The primary election process is the greatest cancer on our political landscape. They have become a moral issue, driving politicians to make choices based on survival instead of reasonable policy and personal conviction. Primaries have driven moderate thinking out of the mainstream, and created an environment where compromise is the new four letter word. Primaries are the breeding ground for ideologues who pander relentlessly to the small selection of voters showing up to the preliminary polls. The primary system trades strong candidates for weak ones, swaps reasonability with extremism, and switches compatibility for hostility.
Although both parties are faced with the primary gauntlet, the Republican Party seems to be disproportionately impacted. Over the last two elections Republicans have given up potential control of the Senate, two presidencies, and the potential ousting of Majority Leader Harry Reid due to Tea Party meddling. There have been five different Senate seats that have either flipped or maintained Democrat control due to weaker Republican candidates beating stronger, more electable, Republican candidates in the primaries. For example, in the race for the presidency, both McCain and Romney had to move away from their moderate rhetoric seeking party election, which crippled their electability in the general election. Romney specifically moved from a being a “compromising moderate” to "severely conservative".
The Media National Journal has tracked conservative and liberal members across parties for several decades. In 1982 the Senate had significant overlap in their political leaning. The eleventh most liberal member of the chamber was a Republican, Lowell Weicker. The thirty-first most conservative member of the chamber was a Democrat, Edward Zorinsky. In between these two men fell fifty-eight Democrats and Republicans, each committed to their party and to their constituents. The House of Representatives shared a very similar markup, with over 60% of the members falling between the most conservative Democrat and the most liberal Republican. It was under this environment that President Reagan found significant compromise with Speaker Tip O’Neill passing tax laws and social reform.

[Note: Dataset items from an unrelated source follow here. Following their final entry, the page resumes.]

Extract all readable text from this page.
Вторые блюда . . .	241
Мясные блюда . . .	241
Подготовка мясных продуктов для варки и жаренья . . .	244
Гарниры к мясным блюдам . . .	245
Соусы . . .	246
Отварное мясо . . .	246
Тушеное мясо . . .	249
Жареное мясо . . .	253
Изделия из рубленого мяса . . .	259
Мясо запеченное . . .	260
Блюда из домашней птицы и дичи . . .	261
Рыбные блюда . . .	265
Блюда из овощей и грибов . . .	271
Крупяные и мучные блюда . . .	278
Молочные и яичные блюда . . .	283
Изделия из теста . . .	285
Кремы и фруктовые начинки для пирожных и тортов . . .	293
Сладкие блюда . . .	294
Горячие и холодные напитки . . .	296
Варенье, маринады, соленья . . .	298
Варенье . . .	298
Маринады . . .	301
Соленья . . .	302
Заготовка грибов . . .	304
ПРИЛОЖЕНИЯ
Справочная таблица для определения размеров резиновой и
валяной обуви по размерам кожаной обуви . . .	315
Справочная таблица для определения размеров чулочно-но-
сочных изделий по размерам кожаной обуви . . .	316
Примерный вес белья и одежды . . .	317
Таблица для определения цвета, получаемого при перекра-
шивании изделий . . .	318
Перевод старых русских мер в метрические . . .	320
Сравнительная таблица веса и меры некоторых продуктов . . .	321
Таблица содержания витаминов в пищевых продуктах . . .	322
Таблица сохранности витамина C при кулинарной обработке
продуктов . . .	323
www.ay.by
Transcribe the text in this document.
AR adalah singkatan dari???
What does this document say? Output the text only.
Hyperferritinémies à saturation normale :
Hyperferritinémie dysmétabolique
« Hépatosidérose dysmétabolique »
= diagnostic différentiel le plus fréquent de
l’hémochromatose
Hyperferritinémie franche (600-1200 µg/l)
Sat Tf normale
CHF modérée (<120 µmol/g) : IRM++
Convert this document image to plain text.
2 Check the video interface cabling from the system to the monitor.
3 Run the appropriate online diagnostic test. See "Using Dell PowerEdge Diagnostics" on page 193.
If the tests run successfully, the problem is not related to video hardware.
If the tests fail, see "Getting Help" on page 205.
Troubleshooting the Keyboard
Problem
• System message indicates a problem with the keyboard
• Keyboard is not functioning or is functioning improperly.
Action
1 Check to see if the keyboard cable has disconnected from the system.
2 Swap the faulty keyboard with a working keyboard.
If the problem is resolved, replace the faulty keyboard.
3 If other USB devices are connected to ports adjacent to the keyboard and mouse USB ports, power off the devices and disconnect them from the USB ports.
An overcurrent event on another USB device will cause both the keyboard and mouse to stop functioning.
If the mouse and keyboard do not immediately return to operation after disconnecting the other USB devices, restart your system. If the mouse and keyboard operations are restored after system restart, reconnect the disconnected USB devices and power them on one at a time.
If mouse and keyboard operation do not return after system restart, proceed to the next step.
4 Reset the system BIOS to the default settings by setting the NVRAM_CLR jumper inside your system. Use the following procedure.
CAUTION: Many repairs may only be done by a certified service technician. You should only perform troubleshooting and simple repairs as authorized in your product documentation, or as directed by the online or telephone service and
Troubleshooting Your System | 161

Today there is significant polarization in political representation which accentuates gridlock and divides government. Political representatives know that any give and take will be fodder for the next primary, and grounds for unemployment. One idea to cure Washington’s curious dysfunctional behavior is opening up primary elections to independents. We should also consider California’s primary system where the top two vote-getters run against each other in the general election. Whatever the solution, we voters need to line up at the polls in the summer like we do in the fall. We need to elect candidates that will be reasonable and thoughtful government representatives, beholden only to those that elected them, rather than a proscribed ideology.